This VBA project allows for a command center to parse through different excel files, gathering information to send to a "master" database.
The task was to create a database that housed information about each client, updated from their client Excel workbooks. The main obstacle was that each client's workbook (and sometimes each year in the workbook) were unique. Essentially, it wasn't feasible to create a scraper that simply went through the workbooks and gathered this information. However, placing a uniform data input page in each of these workbooks would allow for easy scraping of information into a single place. The datapoints in the final project were extensive and exhaustive for the information contained across all clients.

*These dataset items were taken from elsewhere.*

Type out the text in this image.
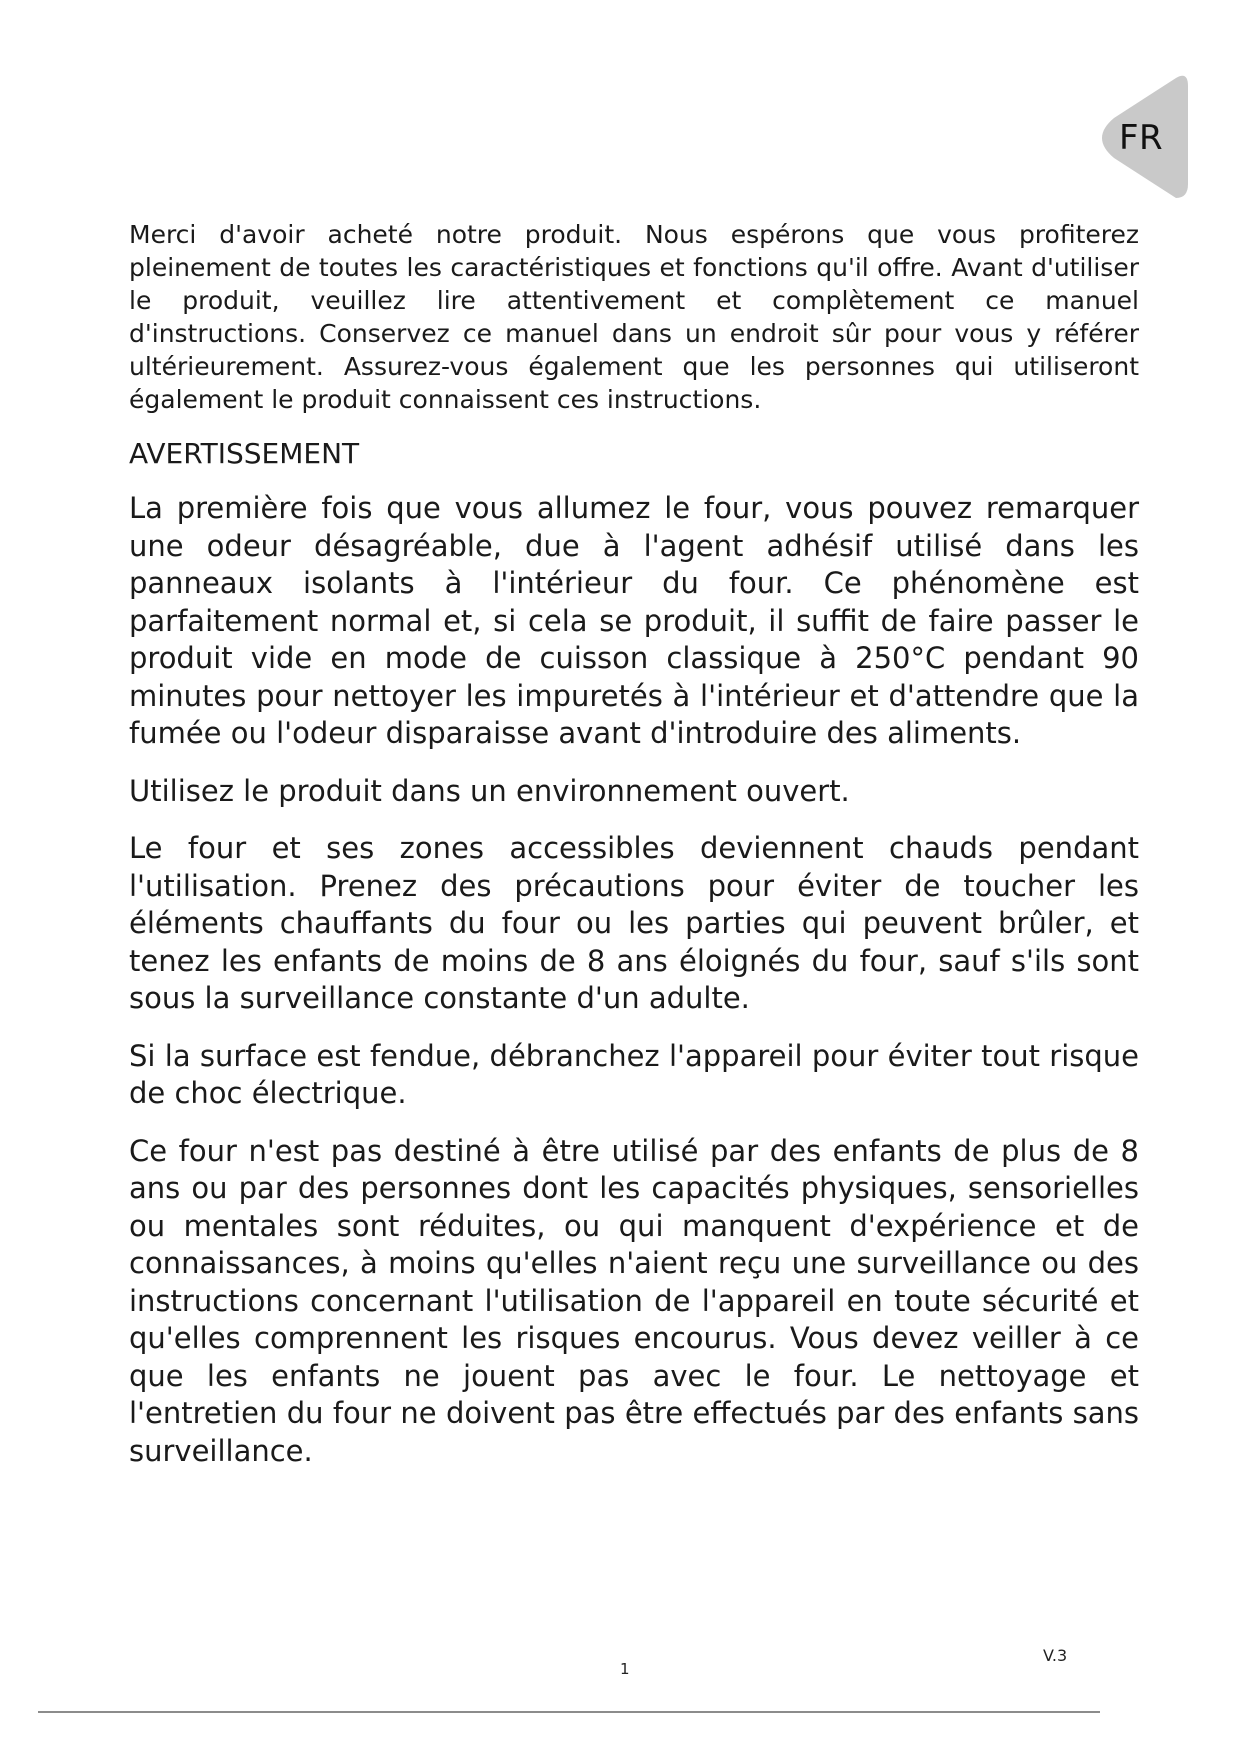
FR

Merci d'avoir acheté notre produit. Nous espérons que vous profiterez pleinement de toutes les caractéristiques et fonctions qu'il offre. Avant d'utiliser le produit, veuillez lire attentivement et complètement ce manuel d'instructions. Conservez ce manuel dans un endroit sûr pour vous y référer ultérieurement. Assurez-vous également que les personnes qui utiliseront également le produit connaissent ces instructions.

AVERTISSEMENT

La première fois que vous allumez le four, vous pouvez remarquer une odeur désagréable, due à l'agent adhésif utilisé dans les panneaux isolants à l'intérieur du four. Ce phénomène est parfaitement normal et, si cela se produit, il suffit de faire passer le produit vide en mode de cuisson classique à 250°C pendant 90 minutes pour nettoyer les impuretés à l'intérieur et d'attendre que la fumée ou l'odeur disparaisse avant d'introduire des aliments.

Utilisez le produit dans un environnement ouvert.

Le four et ses zones accessibles deviennent chauds pendant l'utilisation. Prenez des précautions pour éviter de toucher les éléments chauffants du four ou les parties qui peuvent brûler, et tenez les enfants de moins de 8 ans éloignés du four, sauf s'ils sont sous la surveillance constante d'un adulte.

Si la surface est fendue, débranchez l'appareil pour éviter tout risque de choc électrique.

Ce four n'est pas destiné à être utilisé par des enfants de plus de 8 ans ou par des personnes dont les capacités physiques, sensorielles ou mentales sont réduites, ou qui manquent d'expérience et de connaissances, à moins qu'elles n'aient reçu une surveillance ou des instructions concernant l'utilisation de l'appareil en toute sécurité et qu'elles comprennent les risques encourus. Vous devez veiller à ce que les enfants ne jouent pas avec le four. Le nettoyage et l'entretien du four ne doivent pas être effectués par des enfants sans surveillance.

1
V.3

What's presented here is the template design for this scraper, illustrated with just a few datapoints.
Each client will have an input tab that has general information (constant through the years of data) and variable information (likely to change through the years of data).
Here is an example (Client1): Please note that the name of the input tabs DO NOT need to be the same across all clients. But, do take note of the tab name.

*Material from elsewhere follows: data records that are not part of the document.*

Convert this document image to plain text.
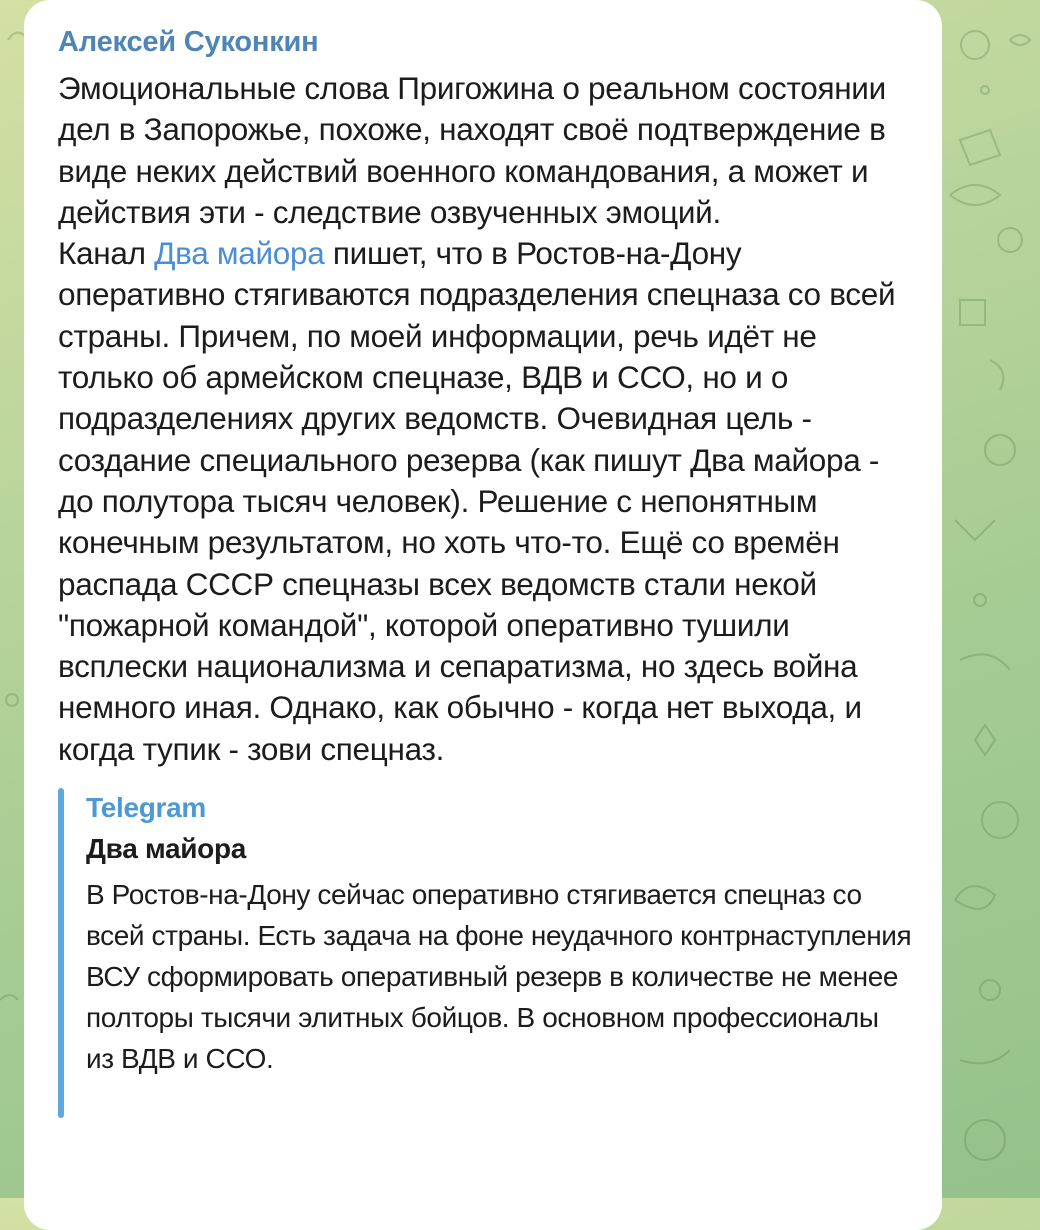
Алексей Суконкин

Эмоциональные слова Пригожина о реальном состоянии дел в Запорожье, похоже, находят своё подтверждение в виде неких действий военного командования, а может и действия эти - следствие озвученных эмоций.

Канал Два майора пишет, что в Ростов-на-Дону оперативно стягиваются подразделения спецназа со всей страны. Причем, по моей информации, речь идёт не только об армейском спецназе, ВДВ и ССО, но и о подразделениях других ведомств. Очевидная цель - создание специального резерва (как пишут Два майора - до полутора тысяч человек). Решение с непонятным конечным результатом, но хоть что-то. Ещё со времён распада СССР спецназы всех ведомств стали некой "пожарной командой", которой оперативно тушили всплески национализма и сепаратизма, но здесь война немного иная. Однако, как обычно - когда нет выхода, и когда тупик - зови спецназ.

Telegram
Два майора
В Ростов-на-Дону сейчас оперативно стягивается спецназ со всей страны. Есть задача на фоне неудачного контрнаступления ВСУ сформировать оперативный резерв в количестве не менее полторы тысячи элитных бойцов. В основном профессионалы из ВДВ и ССО.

After the input page is setup, open the "Directory" tab in the "MDB Controls - Link" file (this is essentially the command center). Entered on this page is the client name, location to the excel file, and location to the input tab. Once again, the name of the input tabs DO NOT need to be the same across all clients. They just are in this example.

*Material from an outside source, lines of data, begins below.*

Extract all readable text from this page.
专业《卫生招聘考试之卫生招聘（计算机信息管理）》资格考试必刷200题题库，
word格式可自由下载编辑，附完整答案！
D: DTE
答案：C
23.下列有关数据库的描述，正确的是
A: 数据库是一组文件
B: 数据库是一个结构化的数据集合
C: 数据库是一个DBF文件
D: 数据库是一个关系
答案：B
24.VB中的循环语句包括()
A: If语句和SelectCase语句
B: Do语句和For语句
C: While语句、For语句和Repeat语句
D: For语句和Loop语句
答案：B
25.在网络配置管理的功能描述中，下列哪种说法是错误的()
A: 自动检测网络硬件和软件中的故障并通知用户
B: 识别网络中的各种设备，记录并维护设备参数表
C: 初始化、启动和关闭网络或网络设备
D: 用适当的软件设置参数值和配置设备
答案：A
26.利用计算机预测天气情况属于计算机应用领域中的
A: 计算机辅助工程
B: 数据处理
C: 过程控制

Six mock clients are entered in the example, with the "ClientError" client being there for an error handling example.
Example: Don't worry about entering in the number of plan years, this is filled automatically from the client input tab when the program is run.
The hard part is over! Just a few selections on the Controls page, and the automation will commence.
Starting on the "Controls" tab of the "MDB Controls - Link" file, there are a few buttons present:
- Full Pull
- Select Client(s)
- Subset Pull
Full Pull: this will update the database across every client in the directory. After the database has been updated, a pop-up will appear:
Select Client(s): If only a subset of clients need to be updated, use the Select Client(s), which will open a form:
By holding ctrl, it is possible to select multiple clients:
After the client selection is made, the client(s) selected will appear under "Update the Following Subset" text:
Subset Pull: only the client(s) which appear under the "Update the Following Subset" text will be updated when this button is pressed. After the database has been updated, a pop-up will appear:
Additionally, notice how the under the text "Directory Issues Found for the Following Client(s)" is our error handle testing client "ClientError". A false address was given to this client to illustrate that in the event a directory error occurs, the code will keep running, but the issue will be noted.
Note: in the back-end of things, directoy errors are caught when the program fetches number of years of data. If there is an error, the number of years will simply be 0 (look back at the directory example above to see the years of data for ClientError).
The data has been updated, but where is it?
Once the update has finished, go to the OutputExternal tab to see all of the data in a single place:
Additionally, historical records of each pull is kept, with the corresponding data a click away:
IMPORTANT: Currently, the datafields in the input tab and the OutputExternal page need to be manually updated. This example uses 4 constant general datapoints, and 4 variable datapoints. Both tabs need to be updated manually, as well as a few ranges in the code (which are clearly marked). Most of the code doesn't have hard typed values, but there are a few functions which haven't been addressed.
The database command center was designed to have a select few users who could operate and update the "master" database. The intent being data updates are to be ran periodically, or upon request to prevent any accidental changes to the infrastructure of the command center. In leiu of this, each pull is also kept in a specified folder:
An additional step was taken to ensure integrity of the data by promoting the files to be opened in read-only mode (or copied to another location entirely):
Note that the date of the pull and the type of pull (Full vs. Sub) is addressed both of the historical record keeping places.
The overall idea is to keep the command center private, but access to the database public, to ensure future analysis on the data doesn't jeopardize the original information. There should always be an accurate copy of the database this way, and analysis can take place without hesitation.